The Lost Art of Effective Discipline by Mark Napier, CAPP

I was talking to a fellow administrator (Bill) the other day and he lamented about a problem employee. He said, “With Ed, it started as a warning, then a reprimand, and then a one-day suspension. He is still a discipline problem and has acted out again. I think we are going to recommend three days off this time.” Well, I thought, Bill is doing everything right according to Progressive Discipline 101. But if he was doing everything right, why was he having bad results? Bad results! Oh, contraire—soon he will have enough to fire Ed. Success! iStock_000026010123_Large

What is the purpose of discipline? It should be to change behavior. If that is the purpose, than how could we see what Bill is doing as anything other than a failure?

Am I being too harsh on Bill? Not at all. We as leaders are far too easy on ourselves. Ed has behavior problems we have failed to deal with. Ed cares nothing about organizational sanctions because he has no investment in the organization or personal relationship with its leadership. We failed Ed more than he failed us. After all, didn’t we hire Ed?

As leaders and managers, we need to spend time developing personal relationships with our people. Further, we need to seek opportunities to get them invested in the organization. Without these two elements, traditional disciplinary interventions are meaningless. If Ed felt he let Bill down, he would experience some angst regarding his behavior. If Ed and Bill had a relationship, Bill could have leveraged it to give an old-fashioned butt chewing that would have had more impact than 100 reprimands. We have become timid leaders who have lost the ability to actually engage in disciplinary dialogue. If Ed felt he was not holding up his end of an organization he was attached to, he would be remorseful about his conduct.

If you have a problem employee, engage him or her.

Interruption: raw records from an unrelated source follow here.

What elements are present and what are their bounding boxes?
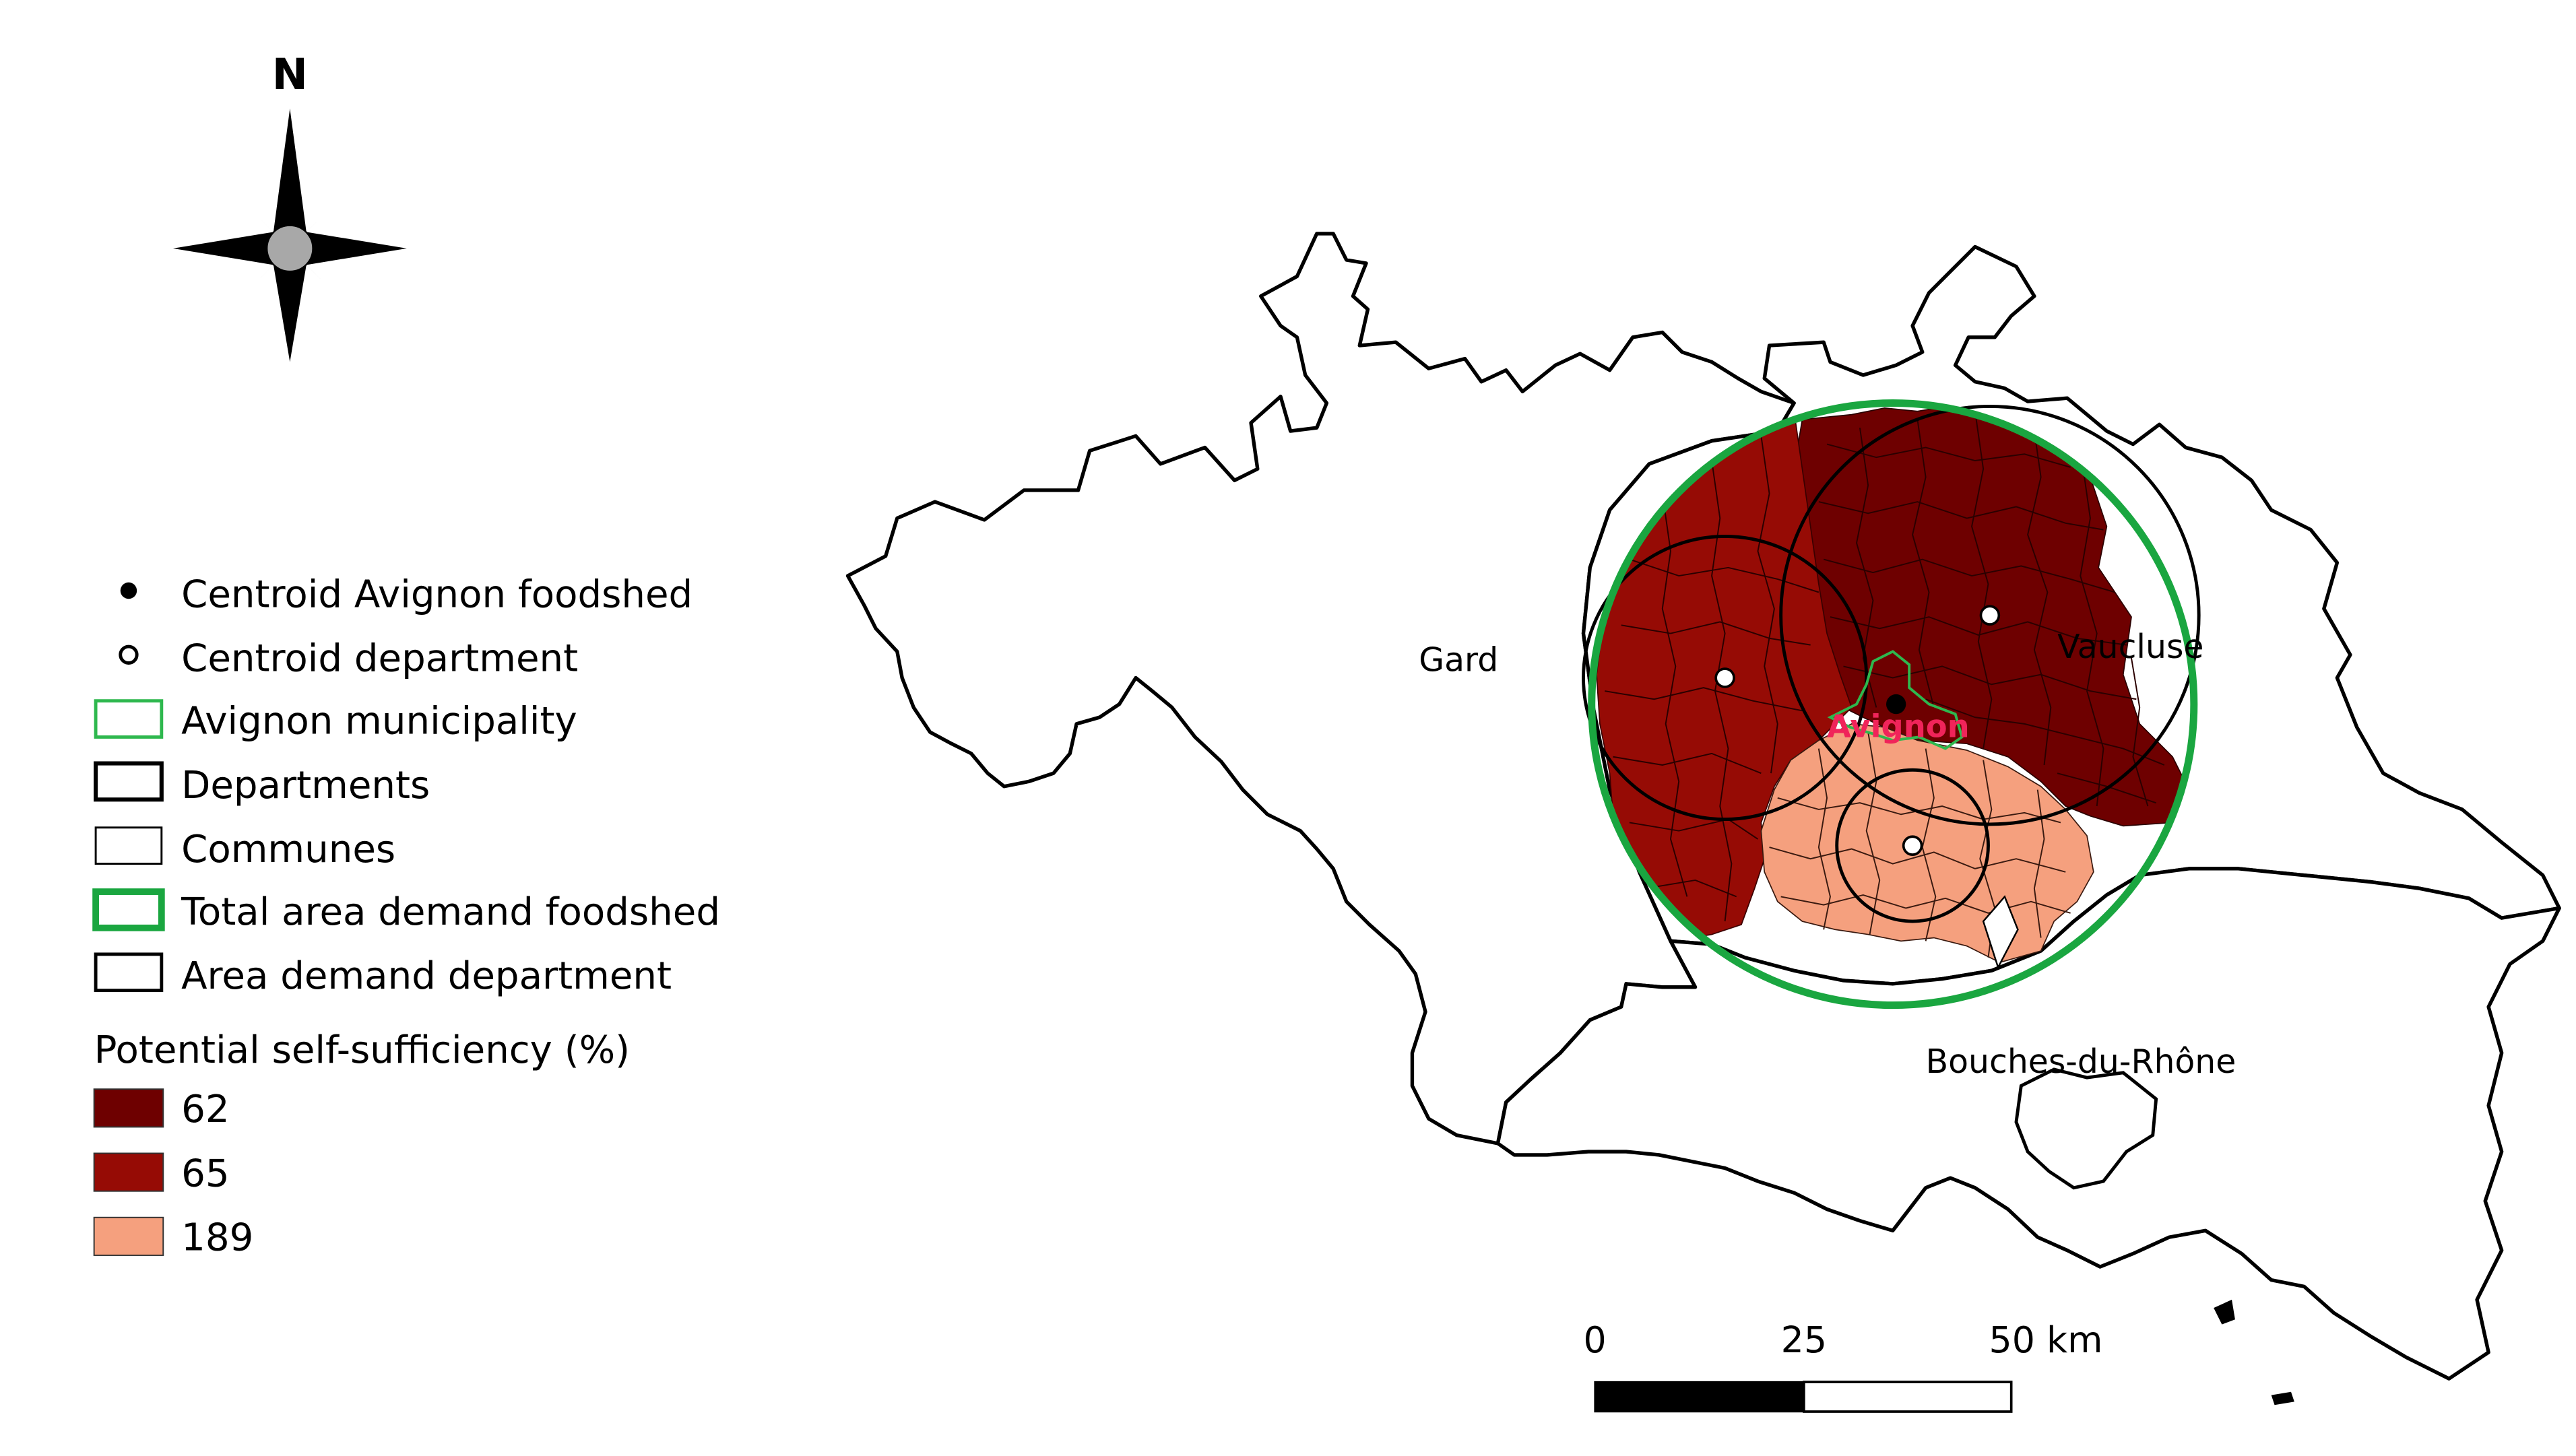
- lagoon-outline: [2014, 1067, 2158, 1190]
- notch: [1982, 895, 2019, 970]
- north-arrow: N: [172, 49, 407, 362]
- scale-bar: 0 25 50 km: [1584, 1319, 2103, 1413]
- ramp-label-62: 62: [181, 1088, 229, 1131]
- scale-bar-black-segment: [1594, 1381, 1805, 1413]
- legend-ramp-title: Potential self-sufficiency (%): [94, 1028, 630, 1072]
- avignon-municipality-outline: [1827, 650, 1964, 750]
- area-demand-department-swatch: [94, 952, 164, 993]
- total-area-foodshed-circle: [1588, 399, 2198, 1010]
- area-demand-department-circles: [1582, 404, 2201, 923]
- departments-swatch: [94, 761, 164, 802]
- label-avignon: Avignon: [1827, 708, 1970, 744]
- north-arrow-letter: N: [272, 49, 308, 99]
- ramp-swatch-189: [93, 1216, 164, 1256]
- scale-tick-50: 50 km: [1989, 1319, 2103, 1361]
- scale-tick-25: 25: [1781, 1319, 1827, 1361]
- island: [2214, 1299, 2235, 1325]
- demand-circle-bouches: [1835, 768, 1990, 923]
- map: Gard Vaucluse Bouches-du-Rhône Avignon: [845, 232, 2561, 1405]
- legend: Centroid Avignon foodshed Centroid depar…: [92, 572, 720, 1260]
- legend-label-area-demand-department: Area demand department: [181, 954, 672, 998]
- legend-label-centroid-department: Centroid department: [181, 637, 578, 681]
- compass-rose-icon: [172, 108, 407, 362]
- avignon-municipality-swatch: [94, 699, 164, 739]
- scale-tick-0: 0: [1584, 1319, 1607, 1361]
- legend-label-communes: Communes: [181, 828, 395, 871]
- label-vaucluse: Vaucluse: [2057, 628, 2203, 666]
- legend-label-centroid-foodshed: Centroid Avignon foodshed: [181, 572, 693, 616]
- island: [2271, 1391, 2294, 1405]
- filled-dot-icon: [120, 582, 137, 599]
- ramp-label-189: 189: [181, 1216, 253, 1260]
- centroid-department-vaucluse: [1979, 605, 2001, 626]
- legend-label-avignon-municipality: Avignon municipality: [181, 700, 577, 743]
- label-gard: Gard: [1419, 641, 1498, 680]
- demand-circle-vaucluse: [1779, 404, 2201, 826]
- ramp-swatch-65: [93, 1152, 164, 1192]
- legend-label-total-area-foodshed: Total area demand foodshed: [181, 890, 720, 934]
- ramp-label-65: 65: [181, 1152, 229, 1195]
- ramp-swatch-62: [93, 1088, 164, 1128]
- legend-label-departments: Departments: [181, 764, 430, 807]
- centroid-avignon-foodshed: [1886, 694, 1906, 715]
- scale-bar-white-segment: [1803, 1381, 2013, 1413]
- hollow-dot-icon: [119, 644, 139, 665]
- centroid-department-bouches: [1902, 835, 1923, 856]
- demand-circle-gard: [1582, 534, 1869, 822]
- label-bouches-du-rhone: Bouches-du-Rhône: [1926, 1043, 2236, 1081]
- total-area-foodshed-swatch: [92, 888, 165, 931]
- centroid-department-gard: [1714, 667, 1735, 688]
- communes-swatch: [94, 826, 163, 865]
- fill-bouches-189: [1760, 723, 2094, 964]
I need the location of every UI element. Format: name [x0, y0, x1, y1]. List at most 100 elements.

Following progressive discipline to its inevitable abyss, while easy (and the HR department will love you), is not leadership. Leaders affect positive behavioral change to retain problem employees and rehabilitate them.

One thought on “The Lost Art of Effective Discipline by Mark Napier, CAPP

  1. Good article. One thought to add; discipline should “have a heart.” Effective discipline to the inevitable abyss may result in turnover that results in turnover of the manager. Keep the progressive approach, but discuss the intention and purpose for pending discipline. Most employees can detect authenticity and see whether you care about their well being and development. If most of the discipline cases come as a surprise to the employee, then the supervisor and manager are missing a step and not caring enough to fix the issues before they become discipline problems.